Valmiro lo cogió y se limpió la cara.

―Gracias por todo ―dijo, acercándose a Trueba y rodeando la espalda del otro con el brazo. Era un abrazo lateral al estilo mexicano. Trueba le devolvió el gesto, rodeando con su brazo la espalda de Valmiro.

Como un mago haciendo un juego de manos, Valmiro abrió el pañuelo y lo colocó sobre la cabeza de Trueba. Ahora no le salpicaría nada. Con la mano derecha, Valmiro desenfundó su pistola y la apretó contra la sien de Trueba, apretando el gatillo. Fue todo un movimiento fluido. El disparo resonó en todo el almacén. El policía corrupto se desplomó sobre el suelo de cemento, con el pañuelo manchado de sangre y masa encefálica.

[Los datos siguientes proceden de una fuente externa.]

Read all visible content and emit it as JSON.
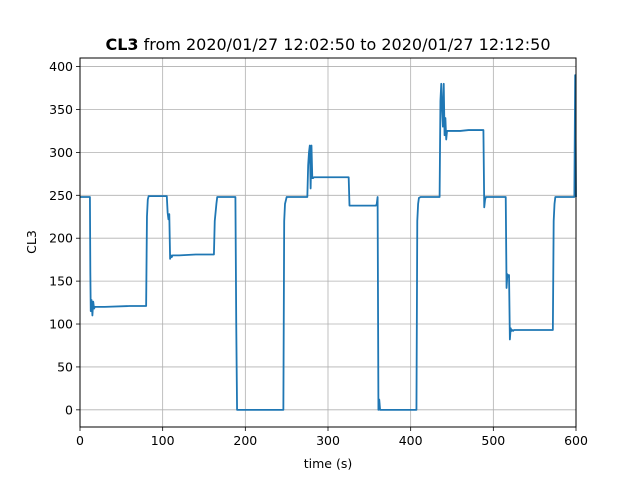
{
  "chart_data": {
    "type": "line",
    "title_bold": "CL3",
    "title_rest": " from 2020/01/27 12:02:50 to 2020/01/27 12:12:50",
    "xlabel": "time (s)",
    "ylabel": "CL3",
    "xlim": [
      0,
      600
    ],
    "ylim": [
      -20,
      410
    ],
    "xticks": [
      0,
      100,
      200,
      300,
      400,
      500,
      600
    ],
    "yticks": [
      0,
      50,
      100,
      150,
      200,
      250,
      300,
      350,
      400
    ],
    "grid": true,
    "line_color": "#1f77b4",
    "series": [
      {
        "x": [
          0,
          12,
          12.5,
          13,
          14,
          15,
          16,
          17,
          18,
          20,
          30,
          60,
          80,
          81,
          82,
          83,
          100,
          105,
          106,
          107,
          108,
          109,
          110,
          111,
          112,
          120,
          140,
          162,
          163,
          165,
          166,
          170,
          180,
          188,
          189,
          190,
          191,
          200,
          220,
          246,
          247,
          248,
          250,
          260,
          275,
          276,
          277,
          278,
          279,
          280,
          281,
          282,
          283,
          300,
          325,
          326,
          340,
          358,
          359,
          360,
          361,
          362,
          363,
          380,
          395,
          407,
          408,
          409,
          410,
          412,
          420,
          430,
          435,
          436,
          437,
          438,
          439,
          440,
          441,
          442,
          443,
          444,
          460,
          470,
          488,
          489,
          490,
          491,
          492,
          493,
          500,
          515,
          516,
          517,
          518,
          519,
          520,
          521,
          522,
          523,
          524,
          525,
          540,
          560,
          572,
          573,
          574,
          575,
          580,
          590,
          598,
          599,
          600
        ],
        "y": [
          248,
          248,
          160,
          115,
          128,
          110,
          126,
          118,
          120,
          120,
          120,
          121,
          121,
          225,
          245,
          249,
          249,
          249,
          230,
          222,
          228,
          176,
          180,
          178,
          180,
          180,
          181,
          181,
          220,
          240,
          248,
          248,
          248,
          248,
          100,
          0,
          0,
          0,
          0,
          0,
          220,
          240,
          248,
          248,
          248,
          285,
          300,
          308,
          258,
          308,
          270,
          270,
          271,
          271,
          271,
          238,
          238,
          238,
          240,
          248,
          0,
          12,
          0,
          0,
          0,
          0,
          220,
          240,
          247,
          248,
          248,
          248,
          248,
          360,
          380,
          350,
          330,
          380,
          320,
          340,
          315,
          325,
          325,
          326,
          326,
          236,
          245,
          248,
          248,
          248,
          248,
          248,
          142,
          158,
          155,
          157,
          82,
          95,
          92,
          93,
          92,
          93,
          93,
          93,
          93,
          220,
          240,
          248,
          248,
          248,
          248,
          390,
          248
        ]
      }
    ]
  }
}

El Cártel Dogo lo habría matado. Lo habrían descubierto, secuestrado y torturado para que les diera el destino de El Polvo. Lo supiera Trueba o no, sólo le quedaba la muerte. Mientras Valmiro contemplaba el cadáver, pensó: Eras un buen hombre. Trabajaste duro y fielmente.

Tiró a un lado la Glock 19, que había disparado su última bala, y cogió la pistola de la sucia funda del policía. Luego le arrancó la camisa al muerto. Se puso los guantes de plástico para preparar comida del mercado y clavó el cuchillo que había comprado en el pecho del cadáver, trabajándolo en vertical y poniendo toda su fuerza en ello, hasta seccionar el esternón. El sonido de la incisión llenó el almacén y la cabeza del muerto se balanceó a derecha e izquierda. Una vez que el robusto esternón se abrió de arriba abajo, Valmiro cortó las costillas intrusas y luego metió el brazo en la cavidad que había creado. Aún estaba caliente. El corazón latía. Lo apretó con la mano izquierda y, con el cuchillo de la derecha, seccionó la gruesa válvula aórtica. La sangre salió a borbotones, pero con facilidad, Valmiro levantó el corazón y lo colocó sobre la cara del cadáver. Luego pronunció una oración en náhuatl.

 

In ixtli in yollotl. Un rostro y un corazón.

 

El rostro y el corazón del confuso tonto quedaron así unidos, y Miguel Trueba fue sacrificado al dios de Valmiro.

Valmiro no creía en Jesucristo ni en la Santa Muerte, la santa de la muerte que era objeto de devoción para todos los narcos. En su lugar, depositaba su fe en un poder de antes de que los españoles aniquilaran el Imperio azteca, mucho antes de que el cristianismo llegara a estas tierras.